Я не сразу взялась за дневники. Слишком устала от поездки домой и измучилась от бесконечных разговоров и мыслей о Ферн все последние недели. Решила на время убрать их на дальнюю полку шкафа, засунуть поглубже, чтобы не попадались на глаза всякий раз, как я раздвигаю зеркальные дверцы.
Так я порешила и немедленно раскрыла тот, что лежал сверху.
Внутри обнаружился полароидный снимок меня в роддоме в первые дни моей жизни. Красная, как клубничина, влажно поблескиваю утробным маринадом и подозрительно щурюсь на мир сквозь щелки глаз. Руки сжаты в кулачки у лица. Явно готова к драке. Под фотографией стих.
“Во-от такой!” —
Разводит дитя руками,
Показывая пион.[20]20
Стихи Кобаяси Исса (перевод Т. Соколовой-Делюсиной).
[Закрыть]
Я открыла следующий. У Ферн тоже была фотография и стихотворение. По крайней мере, отрывок. Ее сняли в день приезда в наш фермерский дом. Ей почти три месяца, водорослью обвилась вокруг чьей-то руки. Наверное, маминой; я узнаю крупный узор зеленой рубашки с других фотографий.
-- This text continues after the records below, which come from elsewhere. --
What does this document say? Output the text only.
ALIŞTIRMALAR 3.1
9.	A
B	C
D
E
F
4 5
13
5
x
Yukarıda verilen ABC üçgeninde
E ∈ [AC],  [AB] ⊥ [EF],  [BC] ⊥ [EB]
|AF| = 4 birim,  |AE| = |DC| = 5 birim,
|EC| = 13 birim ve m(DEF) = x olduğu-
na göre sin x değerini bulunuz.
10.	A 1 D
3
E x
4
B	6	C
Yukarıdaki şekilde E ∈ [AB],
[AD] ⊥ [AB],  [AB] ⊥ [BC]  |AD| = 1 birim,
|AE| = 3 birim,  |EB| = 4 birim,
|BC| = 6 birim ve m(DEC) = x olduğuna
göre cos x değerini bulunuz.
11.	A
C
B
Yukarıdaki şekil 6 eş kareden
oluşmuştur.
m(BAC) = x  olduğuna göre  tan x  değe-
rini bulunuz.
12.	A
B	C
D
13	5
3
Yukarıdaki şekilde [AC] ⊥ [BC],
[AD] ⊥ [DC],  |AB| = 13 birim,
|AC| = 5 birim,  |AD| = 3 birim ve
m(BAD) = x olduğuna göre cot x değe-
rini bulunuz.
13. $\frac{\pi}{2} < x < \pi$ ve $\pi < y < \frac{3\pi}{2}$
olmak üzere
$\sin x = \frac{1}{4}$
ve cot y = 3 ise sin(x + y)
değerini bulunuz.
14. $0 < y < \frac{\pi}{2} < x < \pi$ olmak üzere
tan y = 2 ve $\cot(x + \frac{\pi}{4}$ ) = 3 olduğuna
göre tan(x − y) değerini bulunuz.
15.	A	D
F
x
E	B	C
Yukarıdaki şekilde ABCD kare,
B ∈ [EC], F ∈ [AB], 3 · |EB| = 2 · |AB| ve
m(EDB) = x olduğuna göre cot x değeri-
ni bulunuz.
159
Волосы на голове Ферн и бакенбарды стоят дыбом. Тревожным беспокойным венчиком они обрамляют ее голое личико. Руки-прутики, морщинистый лоб, большущие испуганные глаза.
Полуребенок, полугероиня —
Взгляда Новый Орлеан —
Лицо королевы – океан —
Тайны.[21]21
Стихи Эмили Дикинсон (перевод Е. Айзенштейн).
[Закрыть]
Мамины дневники – не научные журналы. Хотя в них есть пара-тройка графиков, какие-то числа и измерения, это вовсе не бесстрастные полевые исследования, как я думала.
Эта самые настоящие детские альбомы.
5
Я рассказала вам, что было в середине истории. Рассказала конец начала и начало конца. Так вышло, что между двумя оставшимися частями есть заметные переклички.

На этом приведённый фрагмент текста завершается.